Piano Interrupted - Two by four Duo anglo-saxon habitué a composer des bande-sons pour des documentaires ou divers métrages filmiques, Piano Interrupted s'est décidé à faire la même chose... pour un long-métrage n'existant pas. Et de sortir via l'incontournable et toujours aussi prolifique Denovali Records (Carlos Cipa, Dale Cooper Quartet ou Hidden Orchestra dont les Londoniens ne sont pas si éloignés en termes de pratiques artistiques). Une idée de génie. Non mais une vraie. Parce que le concept n'est pas nouveau et nombre d'artistes ou groupes contemporains se sont déjà livrés à ce type d'exercice. Sauf que là, la paire Eric Young/Greg Hall qui réédite en réalité un premier album sorti en 2012 de manière assez confidentielle, accouche d'un petit chef-d'oeuvre.

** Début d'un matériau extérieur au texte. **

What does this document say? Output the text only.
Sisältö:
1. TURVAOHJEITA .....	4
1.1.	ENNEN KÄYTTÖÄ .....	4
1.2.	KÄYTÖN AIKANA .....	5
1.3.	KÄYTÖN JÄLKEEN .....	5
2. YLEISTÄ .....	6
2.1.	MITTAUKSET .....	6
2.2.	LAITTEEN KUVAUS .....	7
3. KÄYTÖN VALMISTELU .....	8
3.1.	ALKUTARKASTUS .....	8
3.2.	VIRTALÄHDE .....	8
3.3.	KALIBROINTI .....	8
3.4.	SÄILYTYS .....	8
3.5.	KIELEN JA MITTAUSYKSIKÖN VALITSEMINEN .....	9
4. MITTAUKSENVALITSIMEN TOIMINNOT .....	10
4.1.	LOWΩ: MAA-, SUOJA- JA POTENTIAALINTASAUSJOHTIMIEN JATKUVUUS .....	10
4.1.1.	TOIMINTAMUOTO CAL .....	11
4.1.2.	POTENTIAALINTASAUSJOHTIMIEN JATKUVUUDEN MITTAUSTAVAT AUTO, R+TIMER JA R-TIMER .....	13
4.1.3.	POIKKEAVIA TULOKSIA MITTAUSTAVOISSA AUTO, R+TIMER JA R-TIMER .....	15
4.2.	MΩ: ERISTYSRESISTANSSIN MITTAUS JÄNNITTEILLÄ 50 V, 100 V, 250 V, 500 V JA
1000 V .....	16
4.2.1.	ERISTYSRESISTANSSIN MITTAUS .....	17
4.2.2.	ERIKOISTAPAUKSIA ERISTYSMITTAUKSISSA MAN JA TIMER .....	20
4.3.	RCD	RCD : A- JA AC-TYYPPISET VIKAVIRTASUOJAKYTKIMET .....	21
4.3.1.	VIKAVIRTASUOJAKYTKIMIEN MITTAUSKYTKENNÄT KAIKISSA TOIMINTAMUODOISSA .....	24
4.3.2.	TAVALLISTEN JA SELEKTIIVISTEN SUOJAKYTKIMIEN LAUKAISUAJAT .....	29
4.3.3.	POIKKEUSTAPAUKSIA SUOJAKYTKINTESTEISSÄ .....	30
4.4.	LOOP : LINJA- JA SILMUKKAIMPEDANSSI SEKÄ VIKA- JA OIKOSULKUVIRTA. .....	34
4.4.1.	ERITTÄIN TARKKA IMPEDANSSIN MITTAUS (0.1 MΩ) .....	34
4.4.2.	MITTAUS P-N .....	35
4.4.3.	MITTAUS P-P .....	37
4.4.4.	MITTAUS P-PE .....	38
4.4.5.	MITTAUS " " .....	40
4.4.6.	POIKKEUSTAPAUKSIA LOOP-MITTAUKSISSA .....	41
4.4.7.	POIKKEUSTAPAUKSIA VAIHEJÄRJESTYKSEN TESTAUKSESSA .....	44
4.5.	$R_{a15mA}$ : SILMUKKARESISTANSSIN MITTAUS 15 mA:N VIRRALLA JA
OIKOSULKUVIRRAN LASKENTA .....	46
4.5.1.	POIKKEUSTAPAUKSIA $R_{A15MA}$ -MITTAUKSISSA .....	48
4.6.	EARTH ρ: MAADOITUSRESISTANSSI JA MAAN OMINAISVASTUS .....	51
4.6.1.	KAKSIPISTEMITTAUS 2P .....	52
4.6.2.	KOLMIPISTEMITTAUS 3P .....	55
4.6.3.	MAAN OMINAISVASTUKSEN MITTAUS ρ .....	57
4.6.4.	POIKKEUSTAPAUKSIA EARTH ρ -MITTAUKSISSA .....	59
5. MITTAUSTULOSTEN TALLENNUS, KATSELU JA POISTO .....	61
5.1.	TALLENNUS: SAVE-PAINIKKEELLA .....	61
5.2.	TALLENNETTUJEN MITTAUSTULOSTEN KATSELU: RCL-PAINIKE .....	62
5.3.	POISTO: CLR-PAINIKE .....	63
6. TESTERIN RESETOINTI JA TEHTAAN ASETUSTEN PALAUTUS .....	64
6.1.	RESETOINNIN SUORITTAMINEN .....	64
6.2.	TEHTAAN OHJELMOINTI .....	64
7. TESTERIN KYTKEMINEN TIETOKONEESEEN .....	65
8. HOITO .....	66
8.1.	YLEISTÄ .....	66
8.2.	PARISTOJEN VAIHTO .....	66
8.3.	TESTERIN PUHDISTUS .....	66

Two by four, une oeuvre qui respire la classe et qui démontre que le duo sait tout faire. Même se moquer un peu de son patronyme. Parce que de piano (très classe) il est évidemment question dans cet album (le merveilleux "Hobi"). Mais pas que, loin de là. Une jolie dose d'electronica gracile. Des arrangements à cordes emmenant l'auditeur dans des stratosphères émotionnelles et emportant avec eux un clavier enjôleur bercé par des beats électronique renvoyant au trip-hop des 90's (la divine "Etude"), instrumentations aux violons et violoncelles que l'on retrouve sur le tribal et percussif "Hedi", preuve que les Anglais peuvent tout se permettre avec une maestria égale. Et s'ils sont aidés par un quartet à cordes en live, ce n'est certainement "que" pour donner encore plus de souffle à une musique à haute teneur émotionnelle.

Laquelle musique possède également de belles qualités expérimentales, que le duo a l'intelligence et le bon goût de ne pas noyer sous des circonvolutions absconses mais une élégance rare qui la rend aussi complexe et insaisissable qu'accessible et fascinante ("Son of pi", "London waltz"). Aux confins du trip-hop, de l'électro-jazz et du mouvement néo-classique, voire contemporain, Two by four est de fait une oeuvre riche et ténébreuse se nourrissant de textures et sonorités "world" (africaines, orientales) parfaitement assimilées ("Bulbus") dans un maelström musical qui emmène également l'auditeur vers des contrées musicales apaisantes évoquant par instants l'ataraxisme artistique d'un Sigur Ros, sans pour autant en partager toutes les sensibilités musicales ("Foug", "Son of foug"). Impossible de toutes les façons, tant Piano Interrupted apparaît comme un projet musical polymorphe (le jazzy puis électronique "Occasional blues") exhalant un magnétisme sonore à l'étrangeté troublante ("Nocturne") en même temps qu'une classe incomparable ("7 ages").

PS : en bonus, l'album se termine sur des interprétations live des titres "Etude", "London walz" et "Foug" de toute beauté... comme si cela ne suffisait déjà pas.